Data Collection Scope: I targeting a total of 221 pages on the website, each containing data for approximately 30 space missions.

For scrapping I use, python's BeautifulSoup library and requests module for page access and data extraction.

The code iterates through each of the 221 pages systematically by generating specific URLs.
Utilizes the requests.get() method to access the HTML content of each page.
BeautifulSoup parses the HTML content and targets specific HTML elements (such as mission names, launch dates, and locations) using various methods like soup.find_all() and item.getText().

Once basic information is extracted, the code drills deeper into each mission's specific page by extracting the onclick attribute of buttons for additional details. This involves building the URL for each mission's page and accessing its HTML content.

Within these individual mission pages, the code identifies and extracts more specific details such as mission status, organization involved, rocket status, and rocket price using methods like details_soup.find() and text parsing.

The information extracted from each mission's page is structured into dictionaries (result_dict) to organize related details for each mission.
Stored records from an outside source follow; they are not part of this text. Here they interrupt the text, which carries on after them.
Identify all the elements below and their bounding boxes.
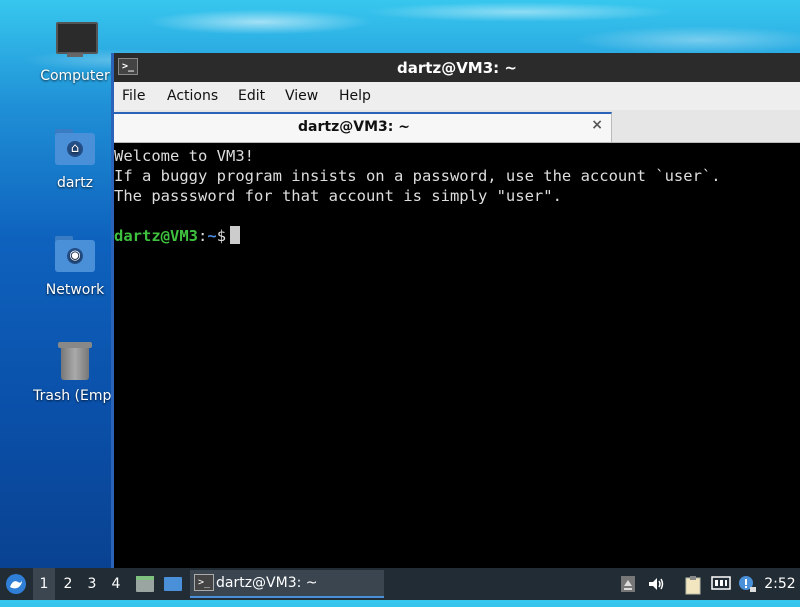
start-menu-button[interactable] xyxy=(2,568,30,600)
desktop-icon-computer[interactable]: Computer xyxy=(25,18,125,84)
eject-icon[interactable] xyxy=(619,575,637,593)
window-title: dartz@VM3: ~ xyxy=(397,59,517,77)
terminal-line: If a buggy program insists on a password… xyxy=(114,167,721,185)
prompt-symbol: $ xyxy=(216,227,227,245)
terminal-icon: >_ xyxy=(194,574,214,591)
menu-help[interactable]: Help xyxy=(339,88,371,104)
terminal-line: The passsword for that account is simply… xyxy=(114,187,562,205)
desktop-icon-label: Trash (Empt xyxy=(33,388,117,404)
desktop-icon-label: Computer xyxy=(40,68,110,84)
workspace-1[interactable]: 1 xyxy=(33,568,55,600)
app-menu-icon xyxy=(6,574,26,594)
computer-icon xyxy=(53,18,98,62)
menu-edit[interactable]: Edit xyxy=(238,88,265,104)
desktop-icon-home-folder[interactable]: ⌂ dartz xyxy=(25,125,125,191)
terminal-window[interactable]: >_ dartz@VM3: ~ File Actions Edit View H… xyxy=(111,53,800,568)
volume-icon[interactable] xyxy=(647,575,665,593)
workspace-3[interactable]: 3 xyxy=(81,568,103,600)
menu-view[interactable]: View xyxy=(285,88,318,104)
trash-icon xyxy=(53,338,97,382)
menu-file[interactable]: File xyxy=(122,88,145,104)
clipboard-icon[interactable] xyxy=(684,575,702,595)
network-folder-icon: ◉ xyxy=(53,232,97,276)
show-desktop-icon xyxy=(164,577,182,591)
terminal-line: Welcome to VM3! xyxy=(114,147,254,165)
prompt-path: ~ xyxy=(207,227,217,245)
tab-bar: dartz@VM3: ~ × xyxy=(114,110,800,143)
menu-actions[interactable]: Actions xyxy=(167,88,218,104)
network-status-icon[interactable] xyxy=(711,575,731,593)
taskbar-task-terminal[interactable]: >_ dartz@VM3: ~ xyxy=(190,570,384,598)
tab-terminal[interactable]: dartz@VM3: ~ × xyxy=(114,112,612,142)
prompt-separator: : xyxy=(198,227,208,245)
taskbar: 1 2 3 4 >_ dartz@VM3: ~ 2:52 xyxy=(0,568,800,600)
tab-label: dartz@VM3: ~ xyxy=(298,119,410,135)
desktop-icon-label: Network xyxy=(45,282,105,298)
home-folder-icon: ⌂ xyxy=(53,125,97,169)
terminal-output[interactable]: Welcome to VM3! If a buggy program insis… xyxy=(114,144,800,568)
file-manager-launcher[interactable] xyxy=(133,568,157,600)
workspace-2[interactable]: 2 xyxy=(57,568,79,600)
desktop-icon-trash[interactable]: Trash (Empt xyxy=(25,338,125,404)
close-tab-icon[interactable]: × xyxy=(591,117,603,133)
clock[interactable]: 2:52 xyxy=(762,568,798,600)
menu-bar: File Actions Edit View Help xyxy=(114,82,800,110)
text-cursor xyxy=(230,226,241,244)
file-manager-icon xyxy=(136,576,154,592)
show-desktop-button[interactable] xyxy=(161,568,185,600)
prompt-user: dartz@VM3 xyxy=(114,227,198,245)
taskbar-task-label: dartz@VM3: ~ xyxy=(216,575,318,591)
desktop-icon-network[interactable]: ◉ Network xyxy=(25,232,125,298)
window-titlebar[interactable]: >_ dartz@VM3: ~ xyxy=(114,53,800,82)
notification-icon[interactable] xyxy=(737,575,756,593)
terminal-prompt: dartz@VM3:~$ xyxy=(114,226,800,246)
desktop-icon-label: dartz xyxy=(56,175,94,191)
workspace-4[interactable]: 4 xyxy=(105,568,127,600)
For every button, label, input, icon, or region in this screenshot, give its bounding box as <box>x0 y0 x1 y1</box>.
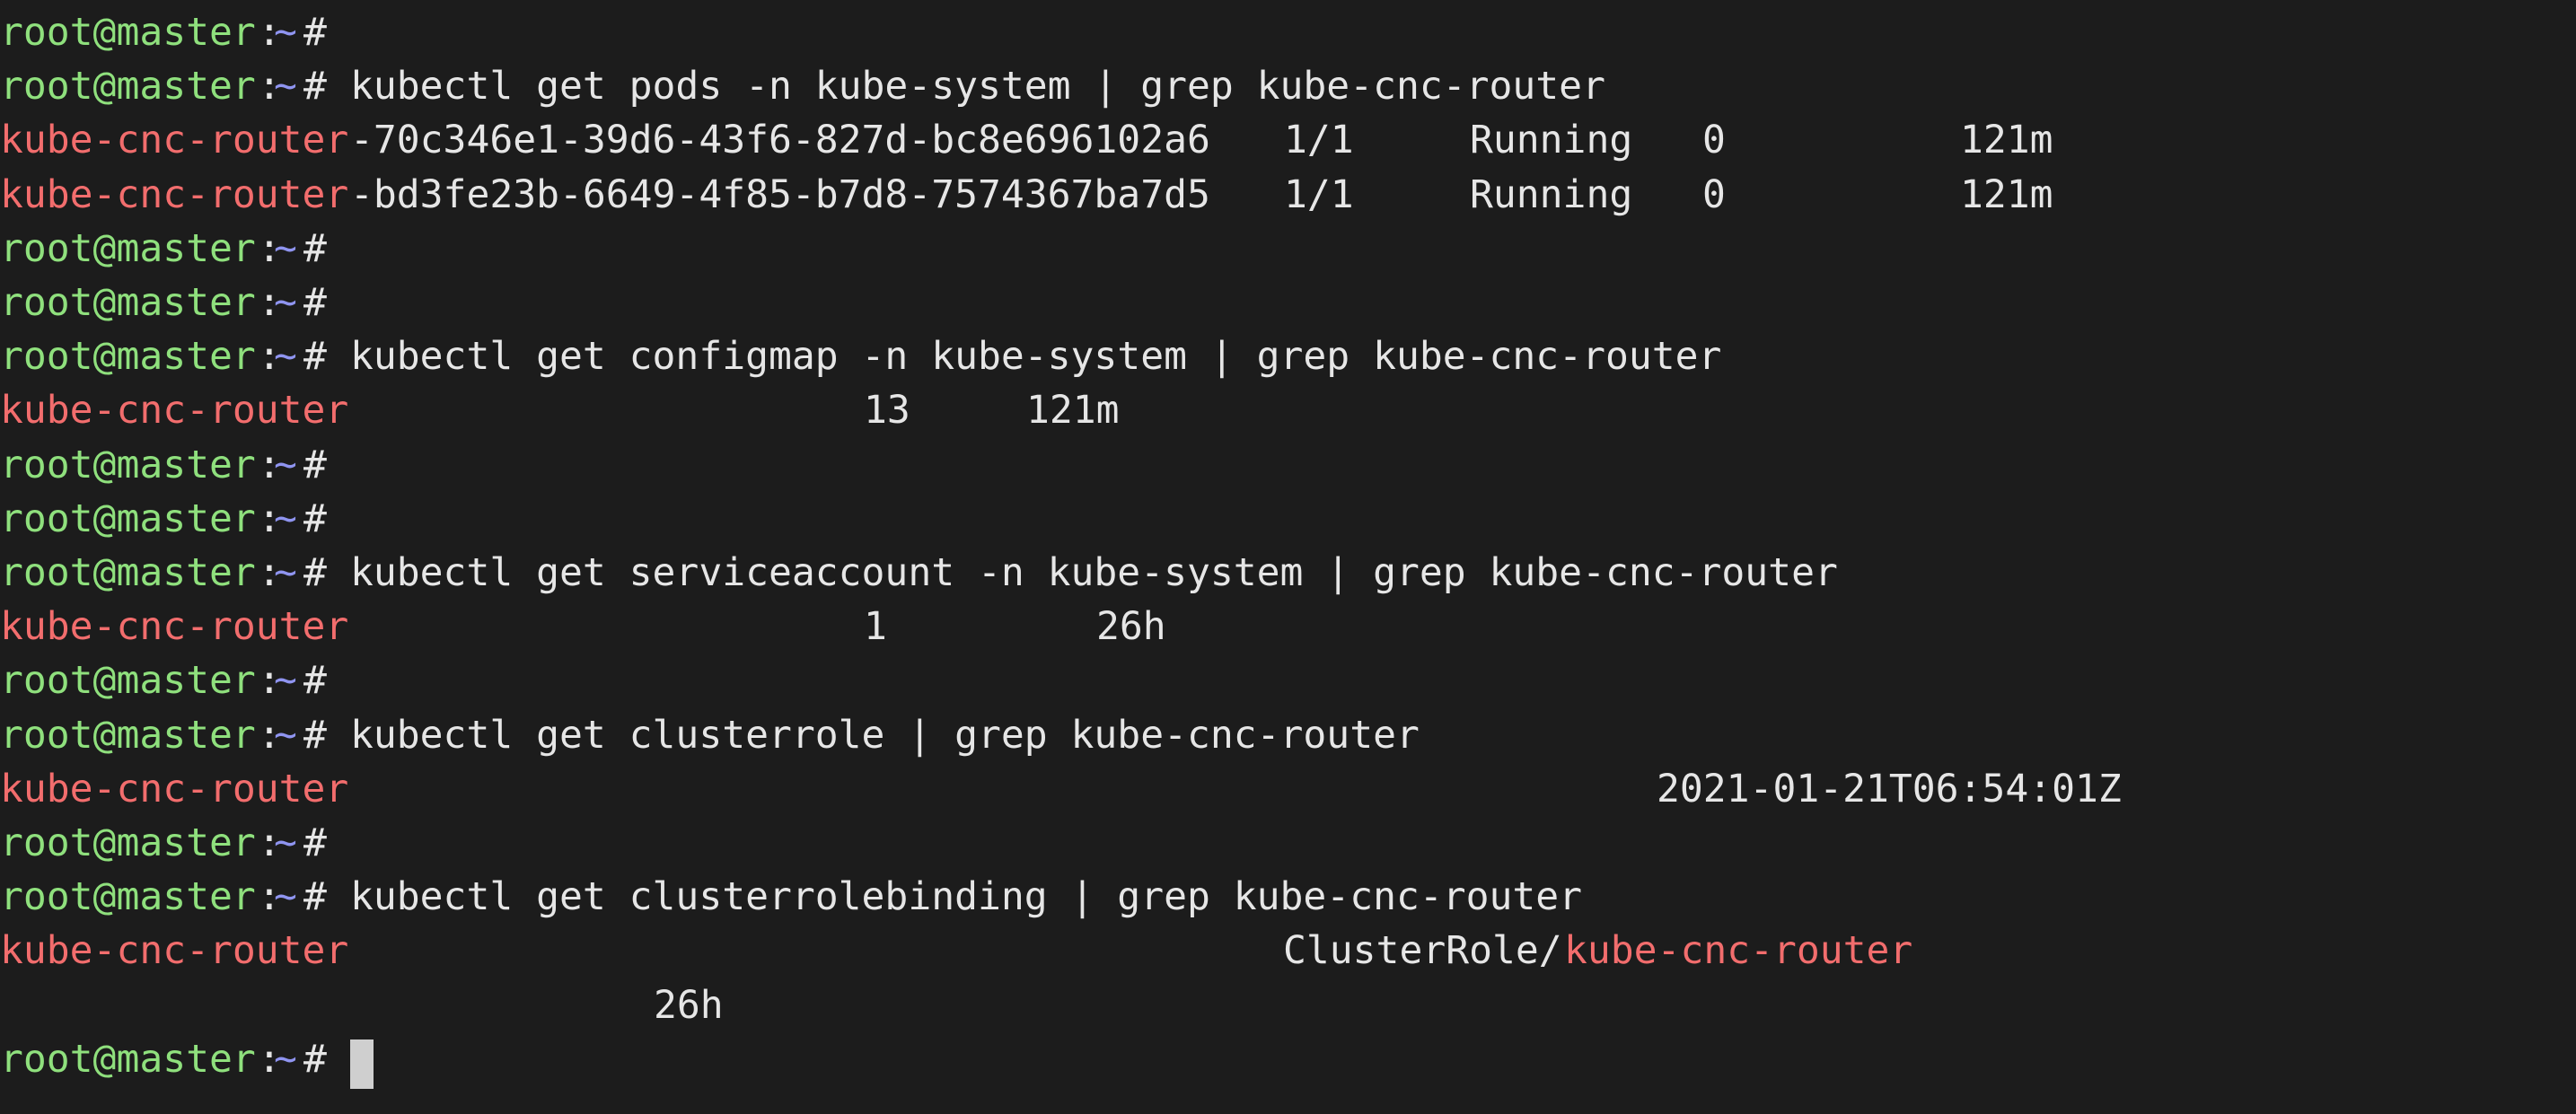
output-text: Running <box>1470 118 1633 163</box>
prompt-user: root@master <box>0 820 256 865</box>
grep-match-text: kube-cnc-router <box>0 388 349 434</box>
prompt-path: ~ <box>274 496 297 541</box>
prompt-user: root@master <box>0 280 256 325</box>
output-text: -70c346e1-39d6-43f6-827d-bc8e696102a6 <box>350 118 1210 163</box>
prompt-user: root@master <box>0 658 256 704</box>
command-text: kubectl get clusterrolebinding | grep ku… <box>350 874 1583 920</box>
prompt-user: root@master <box>0 496 256 541</box>
grep-match-text: kube-cnc-router <box>0 171 349 217</box>
command-text: kubectl get serviceaccount -n kube-syste… <box>350 550 1838 595</box>
prompt-user: root@master <box>0 712 256 758</box>
grep-match-text: kube-cnc-router <box>0 604 349 650</box>
output-text: 26h <box>654 982 724 1028</box>
prompt-symbol: # <box>303 10 327 55</box>
output-text: 121m <box>1026 388 1120 434</box>
output-text: -bd3fe23b-6649-4f85-b7d8-7574367ba7d5 <box>350 171 1210 217</box>
prompt-symbol: # <box>303 820 327 865</box>
prompt-symbol: # <box>303 550 327 595</box>
prompt-symbol: # <box>303 658 327 704</box>
prompt-symbol: # <box>303 442 327 487</box>
output-text: 1/1 <box>1284 171 1354 217</box>
prompt-path: ~ <box>274 10 297 55</box>
output-text: ClusterRole/ <box>1283 928 1562 974</box>
prompt-user: root@master <box>0 334 256 380</box>
output-text: 121m <box>1960 118 2053 163</box>
prompt-user: root@master <box>0 10 256 55</box>
prompt-path: ~ <box>274 334 297 380</box>
output-text: 13 <box>864 388 910 434</box>
command-text: kubectl get pods -n kube-system | grep k… <box>350 64 1605 110</box>
output-text: 1 <box>864 604 887 650</box>
prompt-path: ~ <box>274 64 297 110</box>
prompt-path: ~ <box>274 1036 297 1082</box>
text-cursor[interactable] <box>350 1039 374 1089</box>
prompt-user: root@master <box>0 64 256 110</box>
prompt-path: ~ <box>274 658 297 704</box>
command-text: kubectl get clusterrole | grep kube-cnc-… <box>350 712 1420 758</box>
prompt-path: ~ <box>274 225 297 271</box>
prompt-path: ~ <box>274 280 297 325</box>
prompt-path: ~ <box>274 712 297 758</box>
prompt-symbol: # <box>303 1036 327 1082</box>
prompt-symbol: # <box>303 874 327 920</box>
grep-match-text: kube-cnc-router <box>0 928 349 974</box>
output-text: 0 <box>1702 118 1726 163</box>
prompt-path: ~ <box>274 550 297 595</box>
prompt-path: ~ <box>274 820 297 865</box>
output-text: 0 <box>1702 171 1726 217</box>
prompt-symbol: # <box>303 712 327 758</box>
prompt-path: ~ <box>274 442 297 487</box>
prompt-symbol: # <box>303 334 327 380</box>
prompt-user: root@master <box>0 225 256 271</box>
grep-match-text: kube-cnc-router <box>0 766 349 811</box>
grep-match-text: kube-cnc-router <box>1564 928 1913 974</box>
terminal-window[interactable]: root@master: ~ # root@master: ~ # kubectl get … <box>0 0 2576 1114</box>
output-text: 26h <box>1096 604 1166 650</box>
output-text: 121m <box>1960 171 2053 217</box>
output-text: 2021-01-21T06:54:01Z <box>1657 766 2122 811</box>
prompt-user: root@master <box>0 442 256 487</box>
grep-match-text: kube-cnc-router <box>0 118 349 163</box>
prompt-user: root@master <box>0 874 256 920</box>
prompt-symbol: # <box>303 496 327 541</box>
prompt-user: root@master <box>0 1036 256 1082</box>
prompt-symbol: # <box>303 280 327 325</box>
prompt-symbol: # <box>303 225 327 271</box>
prompt-user: root@master <box>0 550 256 595</box>
prompt-symbol: # <box>303 64 327 110</box>
prompt-path: ~ <box>274 874 297 920</box>
output-text: Running <box>1470 171 1633 217</box>
command-text: kubectl get configmap -n kube-system | g… <box>350 334 1722 380</box>
output-text: 1/1 <box>1284 118 1354 163</box>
The data is then appended to results_list and merged with the corresponding basic mission information gathered earlier.


Finally, the collected and structured data is written into a CSV file named "Space_Missions.csv." This file serves as an organized repository of extensive space mission details for subsequent analysis or reference.

This web scraping code systematically navigates through multiple web pages, extracts specific details from each page, structures the data, and consolidates it into a structured CSV file for further analysis or use.